2. Power difficulties
If you are considering buying commercial grade kitchen equipment you may have noticed that they are heavy-duty equipment. This type of equipment needs a lot of power in order to function properly. This is not a problem for restaurants. But…your home is typically not equipped for heavy-duty equipment. The wiring in your home is not capable of handling the increased power requirements for commercial equipment.
But let’s say you are lucky enough to have such house wiring…you have 230V and 3-phase wiring and you are looking into installing commercial grade range in your kitchen. The power those ranges require so much electricity that your happiness would last only until you get your first electric bill. Same goes for the commercial equipment using gas. Even if you invest in equipment with the best energy saving certifications they will still be using a high amount of power, and sucking money out of your wallet.
How often do you wear helmet while driving your car? Probably never. That is because you don’t need it since your car is made for safe driving. But what if you were to drive a NASCAR vehicle? Those cars have much different safety rules. The same goes with commercial kitchen equipment. Those are made for a professional environment where experienced professionals, without children, pets, or nosy quests around them, will use them.
Residential equipment has better insulation, better protection, to and from environment.
For example, you will have to prepare the entire environment in order to have the same level of safety, like stainless steel or non-combustible surfaces near commercial ranges, plus you will have to invest in commercial range ventilation. The heat produced will probably make several rooms uninhabitable during the summer so more air-conditioning would be required, as well. All this adds up to more and more dollars out of your pocket.
4. Cleaning and maintenance
Simple question…how much do you like to clean your kitchen? Or even better…how often do you like to disassemble appliances just to clean them? While the residential equipment is pretty straightforward when it comes to the cleaning, the commercial equipment is a whole different story.
Also some equipment, like ice makers, due to the high quantities of daily ice production MUST have water filters, otherwise the ice quality will suffer.

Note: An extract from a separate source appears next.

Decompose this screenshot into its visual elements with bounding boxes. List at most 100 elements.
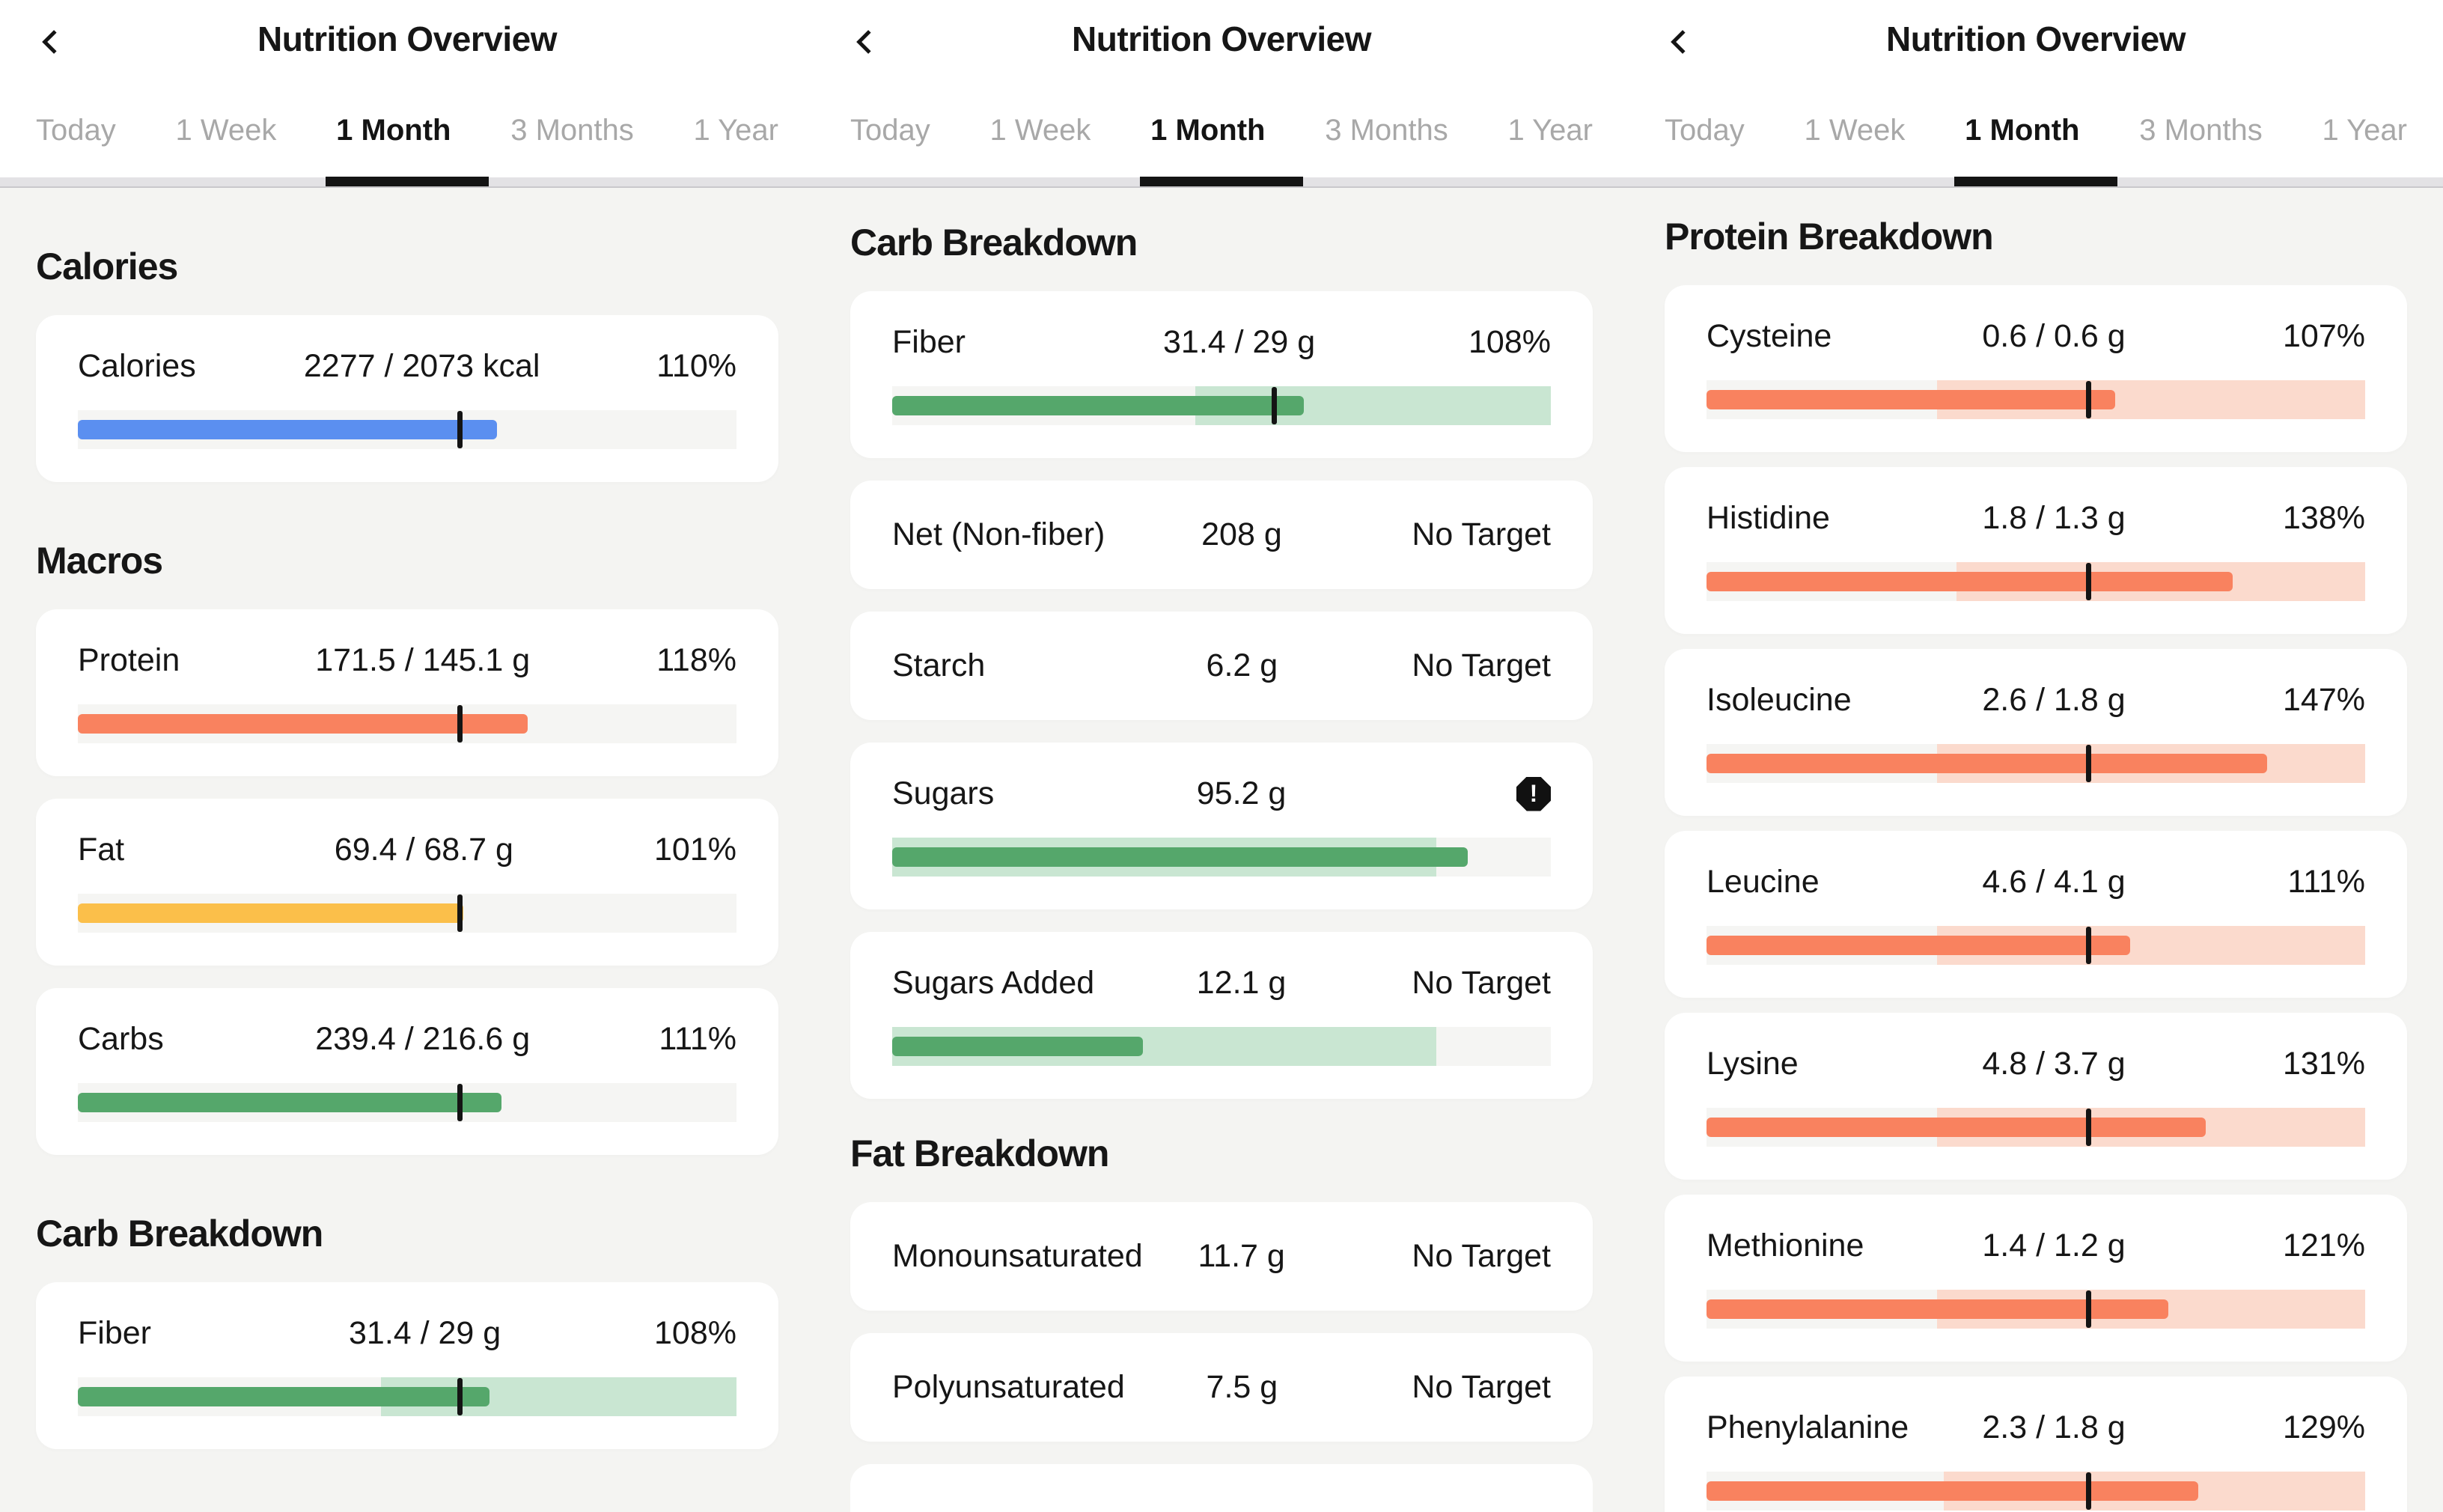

Commercial refrigerators work a lot harder than residential ones. So their condensers get dirty much faster…dirty condenser means less efficiency. In addition, commercial refrigerators have more complex condensers in order to be effective. So to clean it properly you will have to open the refrigeration system every few days.
Restaurant kitchens have staff trained to do that cleaning and it becomes part of a regular routine.
You, on the other hand would have to find specially trained technicians (specialized for certain brands) and have liability insurance that permits them to service equipment in residential locations. This is extremely important because when it comes to the environment that commercial equipment is made to operate in must facilitate servicing.
Another major issue and we can’t stress this enough: All the warranties are usually pretty specific about the environment the products are supposed to be used in. The same goes for commercial grade kitchen equipment. Those warranties are strict about the installation in private homes, and often do not provide coverage no matter when the equipment was purchased.
Also, the homeowner insurance companies can and will consider the insurance policy voided if commercial equipment is installed in your home, because the insurance company may also consider it to be a liability which violates the fire and safety codes.
With all this said, you can see that having professional equipment at home may sound tempting but there are many disadvantages. It may be tempting and cool to drive your family to picnic in the NASCAR car but a nice safe family car is the best and safest idea.